Keith stared at his fork for a moment. Contemplating. He hadn't lied to her yet. He didn't like lying, and besides Pidge would probably see through it even in her distracted, worried state. Yet he couldn't worry her any more than she was now. He looked back up into those yellow eyes, wide as they awaited his response.

"No. We'll be fine. It's usually a case of don't bother them, and they won't bother you."

Usually. But in numbers? He was glad they were returning to Shiro; he probably needed to hear this.

She was still looking at him, and he crammed the last part of his meal into his mouth, and pointed his fork at her dish. 

"Finish that. You need to keep up with me on the trails."

He kept his voice nonchalant and after a last pause, Pidge took up her fork again.

☆☆☆

She was quiet on the way back. On the one hand, at least she wasn't complaining, dragging her feet or otherwise being annoying and petulant. She kept pace, head down and marching alongside him in silence.

On the other... She was silent. It felt off to him; the air was the same as it had been on that long walk to the site of her father's death. A few times he'd had to look to his side to make sure she was still there, that he hadn't pulled ahead without realising. The only sound aside from their own muddy boots traipsing over dirt was the occasional clink of the bracelet she worried at constantly.

If he'd thought she might demand a break at first light, after walking all through the night, he was wrong. She carried on going, only pausing when they shared a drink from his pack. 

He traveled alone too often to know of any good walking topics to cajole her into speaking, and without her incessant questions and teasing he had no responses to carry a conversation with. He was almost starting to miss the rambling, but at least he could share a small laugh with himself, wondering if Shiro had ever felt this way about students or apprentices.

"Let's stop." 

Keith paused in a relatively flat clearing. Pidge had stopped too but was glaring at him reproachfully. "Why?"

"We haven't stopped since last night. We need to rest."

"I can keep going."

"Stop complaining and help me build a fire." Keith ignored her as he began to clear out an area on the ground. It was close enough to the edge of the clearing that they could use the tree edges as a windbreaker. It was also the driest of the paths they'd taken so far. If they were going to rest anywhere, here was best.
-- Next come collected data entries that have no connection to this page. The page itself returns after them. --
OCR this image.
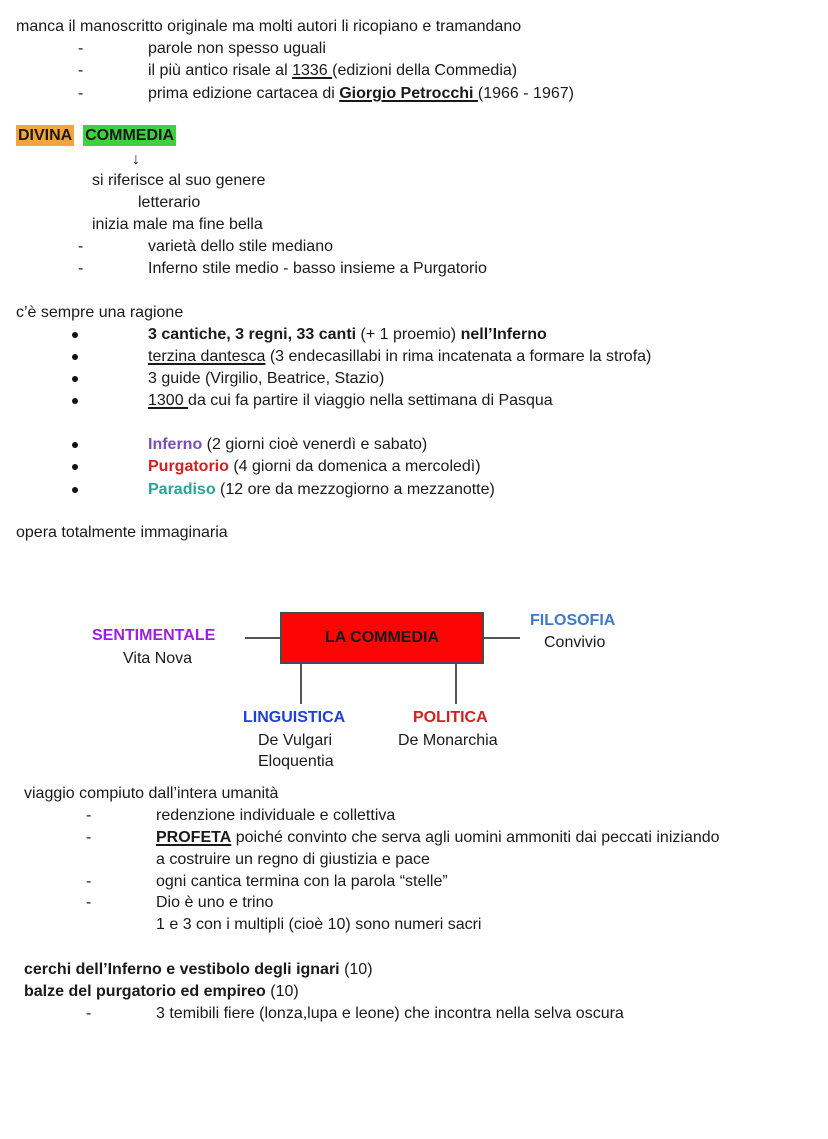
manca il manoscritto originale ma molti autori li ricopiano e tramandano
-	parole non spesso uguali
-	il più antico risale al 1336 (edizioni della Commedia)
-	prima edizione cartacea di Giorgio Petrocchi (1966 - 1967)
DIVINA COMMEDIA
↓
si riferisce al suo genere
letterario
inizia male ma fine bella
-	varietà dello stile mediano
-	Inferno stile medio - basso insieme a Purgatorio
c’è sempre una ragione
3 cantiche, 3 regni, 33 canti (+ 1 proemio) nell’Inferno
terzina dantesca (3 endecasillabi in rima incatenata a formare la strofa)
3 guide (Virgilio, Beatrice, Stazio)
1300 da cui fa partire il viaggio nella settimana di Pasqua
Inferno (2 giorni cioè venerdì e sabato)
Purgatorio (4 giorni da domenica a mercoledì)
Paradiso (12 ore da mezzogiorno a mezzanotte)
opera totalmente immaginaria
LA COMMEDIA
SENTIMENTALE
Vita Nova
FILOSOFIA
Convivio
LINGUISTICA
De Vulgari
Eloquentia
POLITICA
De Monarchia
viaggio compiuto dall’intera umanità
-	redenzione individuale e collettiva
-	PROFETA poiché convinto che serva agli uomini ammoniti dai peccati iniziando
a costruire un regno di giustizia e pace
-	ogni cantica termina con la parola “stelle”
-	Dio è uno e trino
1 e 3 con i multipli (cioè 10) sono numeri sacri
cerchi dell’Inferno e vestibolo degli ignari (10)
balze del purgatorio ed empireo (10)
-	3 temibili fiere (lonza,lupa e leone) che incontra nella selva oscura
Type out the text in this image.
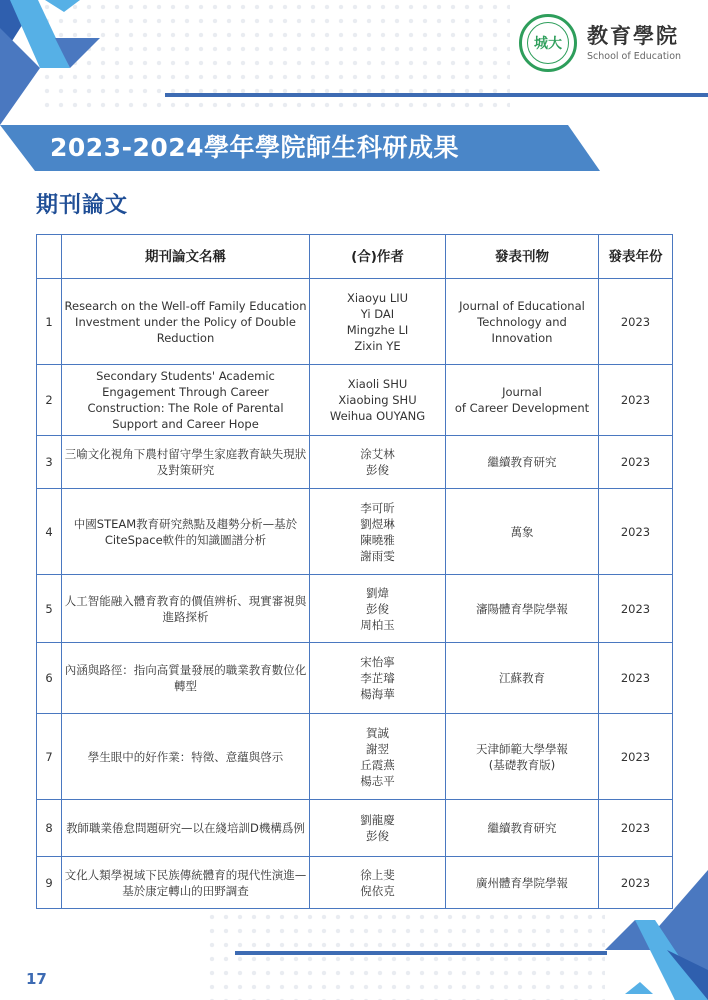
城大 教育學院
School of Education
2023-2024學年學院師生科研成果
期刊論文
	期刊論文名稱	(合)作者	發表刊物	發表年份
1	Research on the Well-off Family Education Investment under the Policy of Double Reduction	Xiaoyu LIU
Yi DAI
Mingzhe LI
Zixin YE	Journal of Educational
Technology and Innovation	2023
2	Secondary Students' Academic Engagement Through Career Construction: The Role of Parental Support and Career Hope	Xiaoli SHU
Xiaobing SHU
Weihua OUYANG	Journal
of Career Development	2023
3	三喻文化視角下農村留守學生家庭教育缺失現狀及對策研究	涂艾林
彭俊	繼續教育研究	2023
4	中國STEAM教育研究熱點及趨勢分析—基於CiteSpace軟件的知識圖譜分析	李可昕
劉煜琳
陳曉雅
謝雨雯	萬象	2023
5	人工智能融入體育教育的價值辨析、現實審視與進路探析	劉煒
彭俊
周柏玉	瀋陽體育學院學報	2023
6	內涵與路徑：指向高質量發展的職業教育數位化轉型	宋怡寧
李芷璿
楊海華	江蘇教育	2023
7	學生眼中的好作業：特徵、意蘊與啓示	賀誠
謝翌
丘霞燕
楊志平	天津師範大學學報
(基礎教育版)	2023
8	教師職業倦怠問題研究—以在綫培訓D機構爲例	劉龍慶
彭俊	繼續教育研究	2023
9	文化人類學視域下民族傳統體育的現代性演進—基於康定轉山的田野調查	徐上斐
倪依克	廣州體育學院學報	2023
17
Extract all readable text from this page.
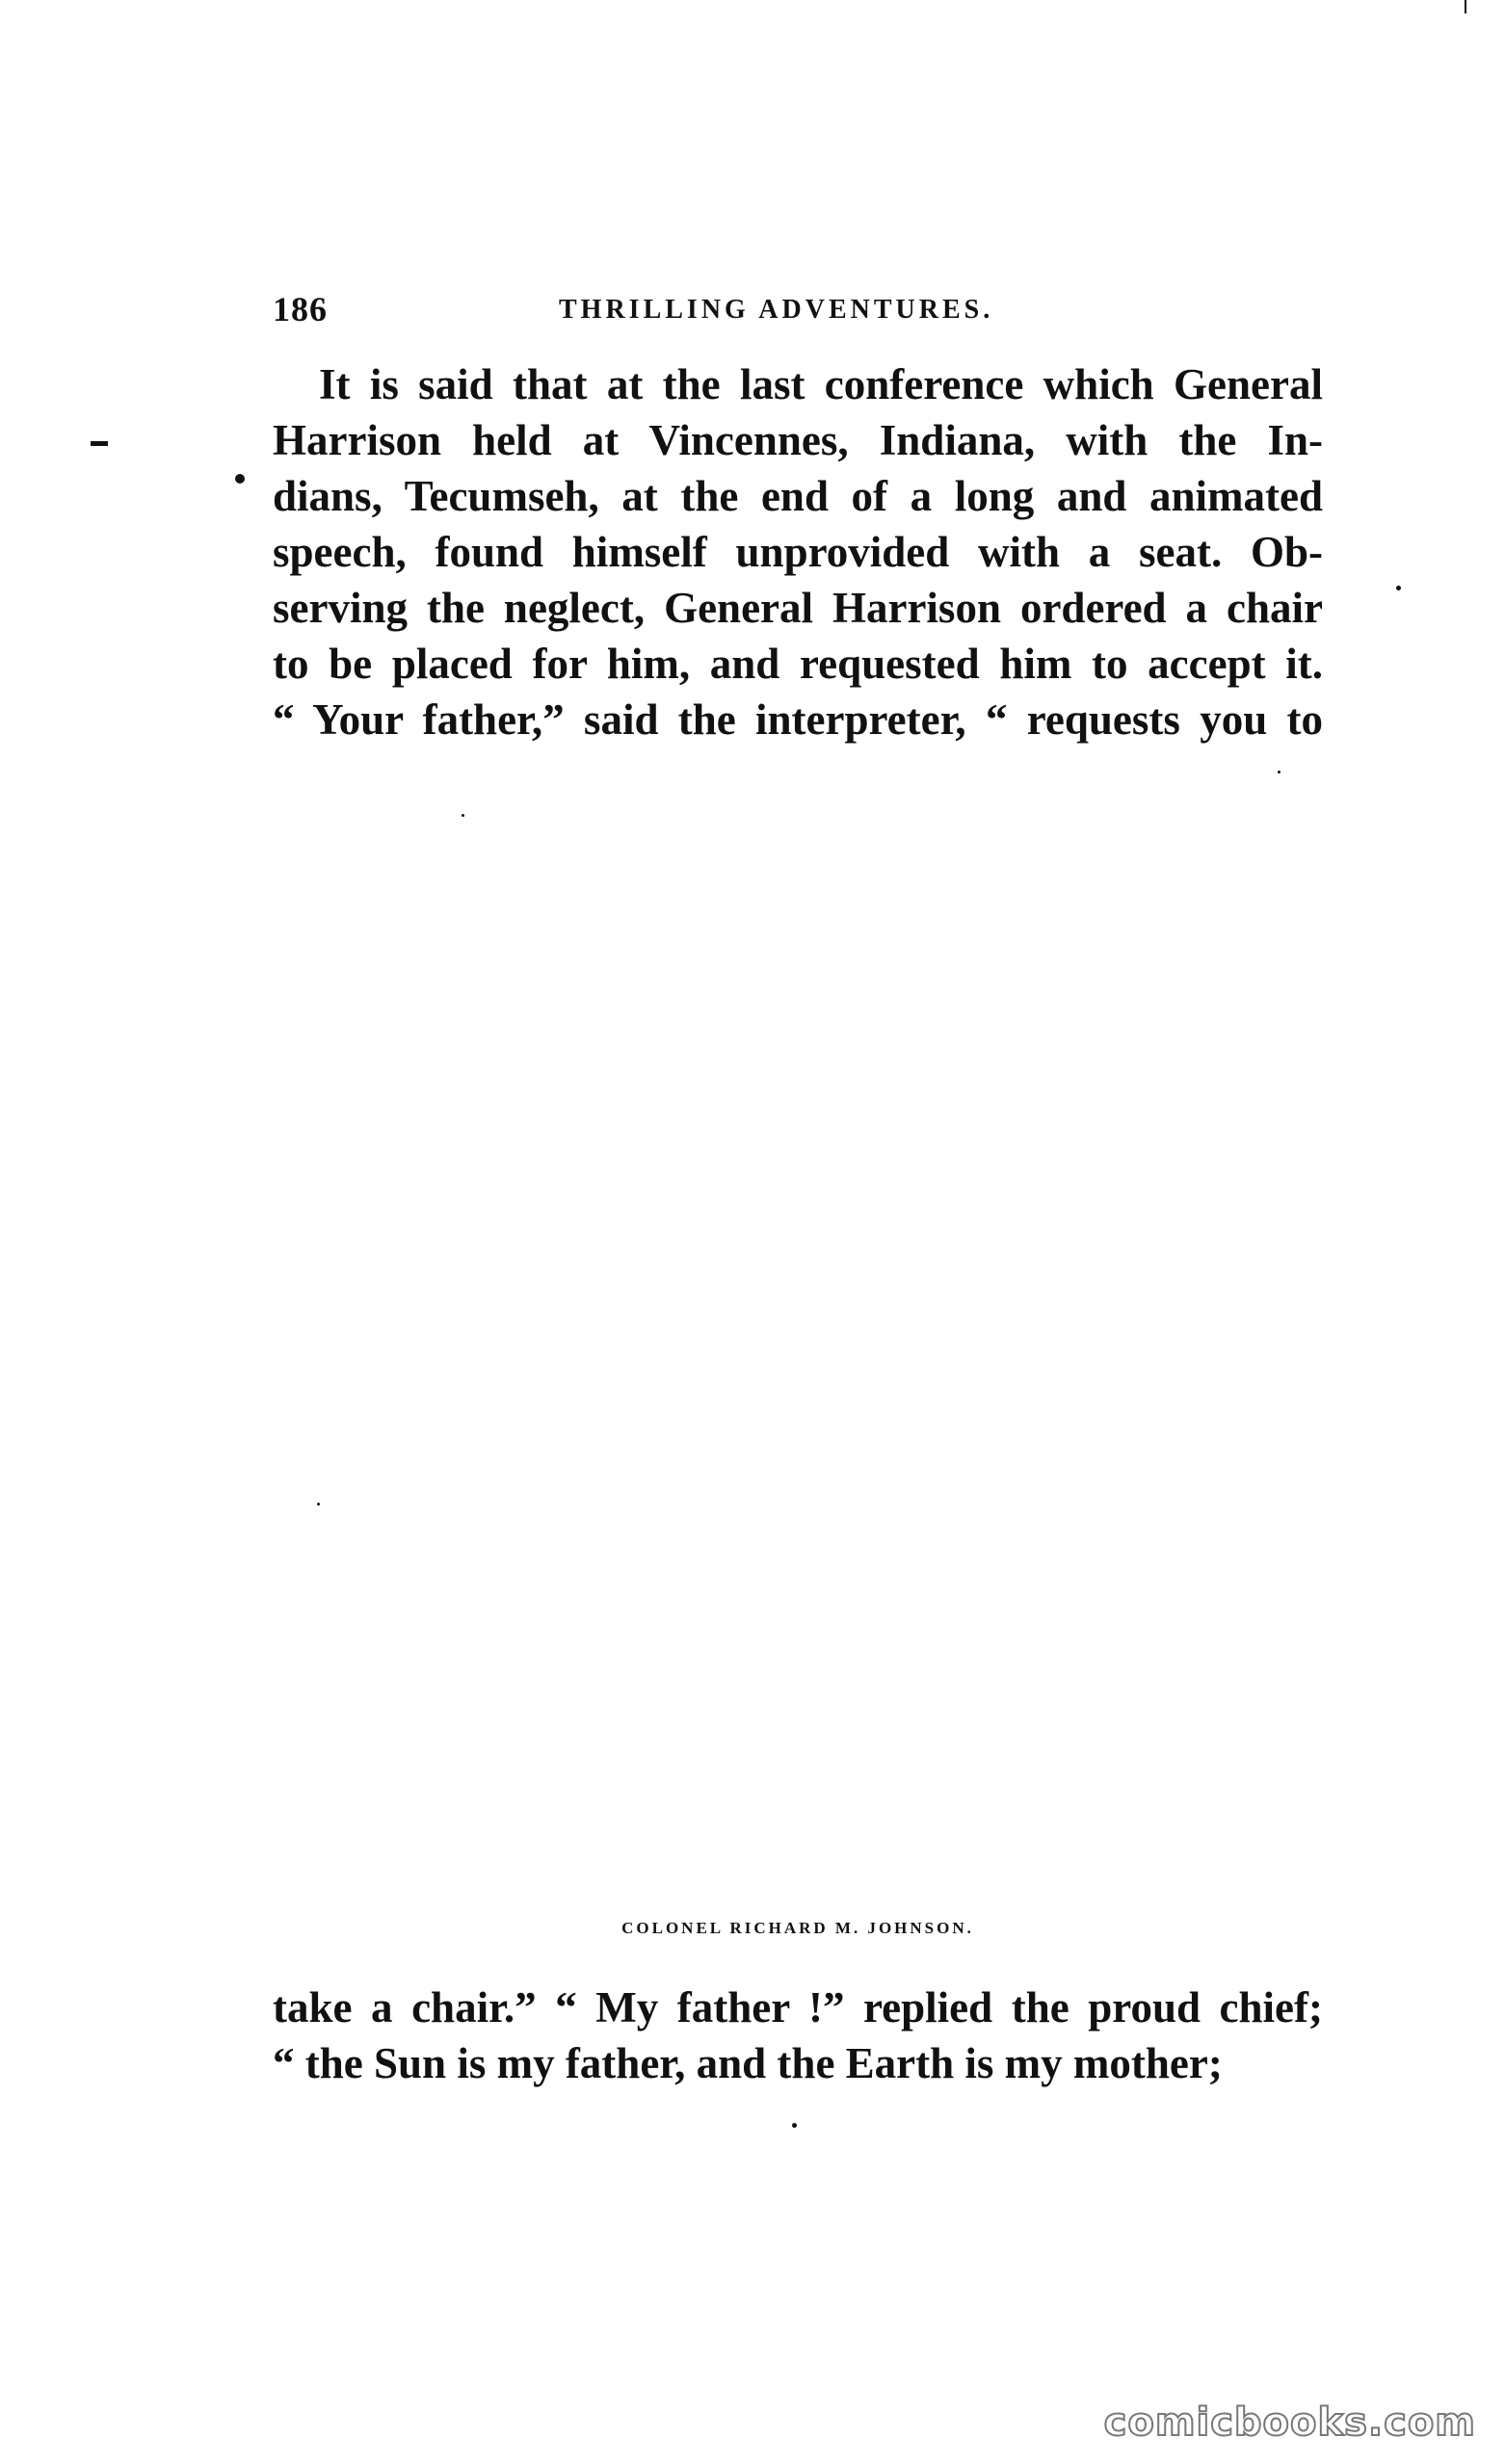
186	THRILLING ADVENTURES.
It is said that at the last conference which General
Harrison held at Vincennes, Indiana, with the In-
dians, Tecumseh, at the end of a long and animated
speech, found himself unprovided with a seat. Ob-
serving the neglect, General Harrison ordered a chair
to be placed for him, and requested him to accept it.
“ Your father,” said the interpreter, “ requests you to
COLONEL RICHARD M. JOHNSON.
take a chair.” “ My father !” replied the proud chief;
“ the Sun is my father, and the Earth is my mother;
comicbooks.com
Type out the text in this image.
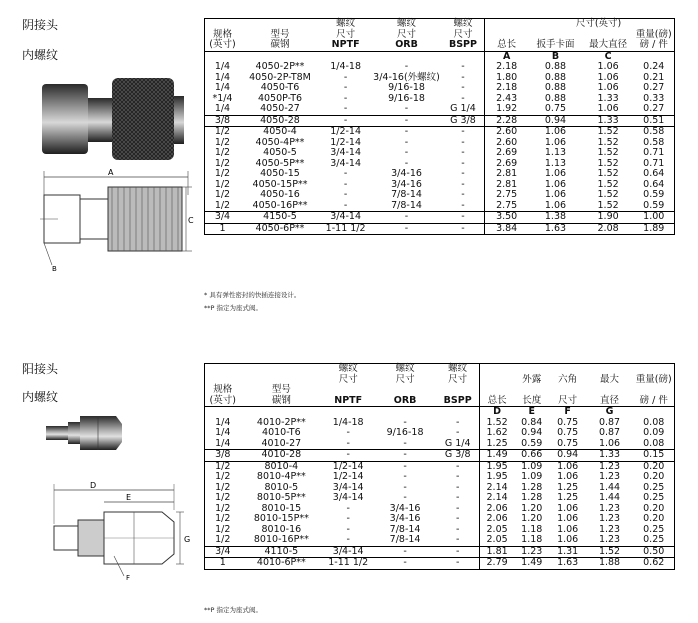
阴接头
内螺纹
A
C
B
		螺纹	螺纹	螺纹	尺寸(英寸)			
规格	型号	尺寸	尺寸	尺寸				重量(磅)
(英寸)	碳钢	NPTF	ORB	BSPP	总长	扳手卡面	最大直径	磅 / 件
					A	B	C	
1/4	4050-2P**	1/4-18	-	-	2.18	0.88	1.06	0.24
1/4	4050-2P-T8M	-	3/4-16(外螺纹)	-	1.80	0.88	1.06	0.21
1/4	4050-T6	-	9/16-18	-	2.18	0.88	1.06	0.27
*1/4	4050P-T6	-	9/16-18	-	2.43	0.88	1.33	0.33
1/4	4050-27	-	-	G 1/4	1.92	0.75	1.06	0.27
3/8	4050-28	-	-	G 3/8	2.28	0.94	1.33	0.51
1/2	4050-4	1/2-14	-	-	2.60	1.06	1.52	0.58
1/2	4050-4P**	1/2-14	-	-	2.60	1.06	1.52	0.58
1/2	4050-5	3/4-14	-	-	2.69	1.13	1.52	0.71
1/2	4050-5P**	3/4-14	-	-	2.69	1.13	1.52	0.71
1/2	4050-15	-	3/4-16	-	2.81	1.06	1.52	0.64
1/2	4050-15P**	-	3/4-16	-	2.81	1.06	1.52	0.64
1/2	4050-16	-	7/8-14	-	2.75	1.06	1.52	0.59
1/2	4050-16P**	-	7/8-14	-	2.75	1.06	1.52	0.59
3/4	4150-5	3/4-14	-	-	3.50	1.38	1.90	1.00
1	4050-6P**	1-11 1/2	-	-	3.84	1.63	2.08	1.89
* 具有弹性密封的快插连接设计。
**P 指定为座式阀。
阳接头
内螺纹
D
E
G
F
		螺纹	螺纹	螺纹					
		尺寸	尺寸	尺寸		外露	六角	最大	重量(磅)
规格
(英寸)	型号
碳钢	NPTF	ORB	BSPP	总长	长度	尺寸	直径	磅 / 件
					D	E	F	G	
1/4	4010-2P**	1/4-18	-	-	1.52	0.84	0.75	0.87	0.08
1/4	4010-T6	-	9/16-18	-	1.62	0.94	0.75	0.87	0.09
1/4	4010-27	-	-	G 1/4	1.25	0.59	0.75	1.06	0.08
3/8	4010-28	-	-	G 3/8	1.49	0.66	0.94	1.33	0.15
1/2	8010-4	1/2-14	-	-	1.95	1.09	1.06	1.23	0.20
1/2	8010-4P**	1/2-14	-	-	1.95	1.09	1.06	1.23	0.20
1/2	8010-5	3/4-14	-	-	2.14	1.28	1.25	1.44	0.25
1/2	8010-5P**	3/4-14	-	-	2.14	1.28	1.25	1.44	0.25
1/2	8010-15	-	3/4-16	-	2.06	1.20	1.06	1.23	0.20
1/2	8010-15P**	-	3/4-16	-	2.06	1.20	1.06	1.23	0.20
1/2	8010-16	-	7/8-14	-	2.05	1.18	1.06	1.23	0.25
1/2	8010-16P**	-	7/8-14	-	2.05	1.18	1.06	1.23	0.25
3/4	4110-5	3/4-14	-	-	1.81	1.23	1.31	1.52	0.50
1	4010-6P**	1-11 1/2	-	-	2.79	1.49	1.63	1.88	0.62
**P 指定为座式阀。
Her boots never moved at all any time he caught them in his peripheral vision.

"Come on!" He barked. "The sun will go down soon, don't you want to keep warm?"

"I thought we needed to get back."

"We can rest tonight and still make good time tomorrow."

"...I'll get some wood."

"Don't go too far."

Pidge seemed to heed his words at least, her footsteps never left his earshot and she periodically returned with kindling and branches, eventually a crumbling log that she hefted at his feet with a small thump. 

"Good work." Keith positioned the log close to the small fire he'd been coaxing to life to help it dry.

Heat flickered over his face in an orange glow and he sat back and patted the dirt.

"Come on. Rest."

Pidge watched him for a moment, and then lifted the tails of her cloak to sit down and arrange it around herself. Tucked up with her hood pulled around her face, she stared sullenly into the fire. 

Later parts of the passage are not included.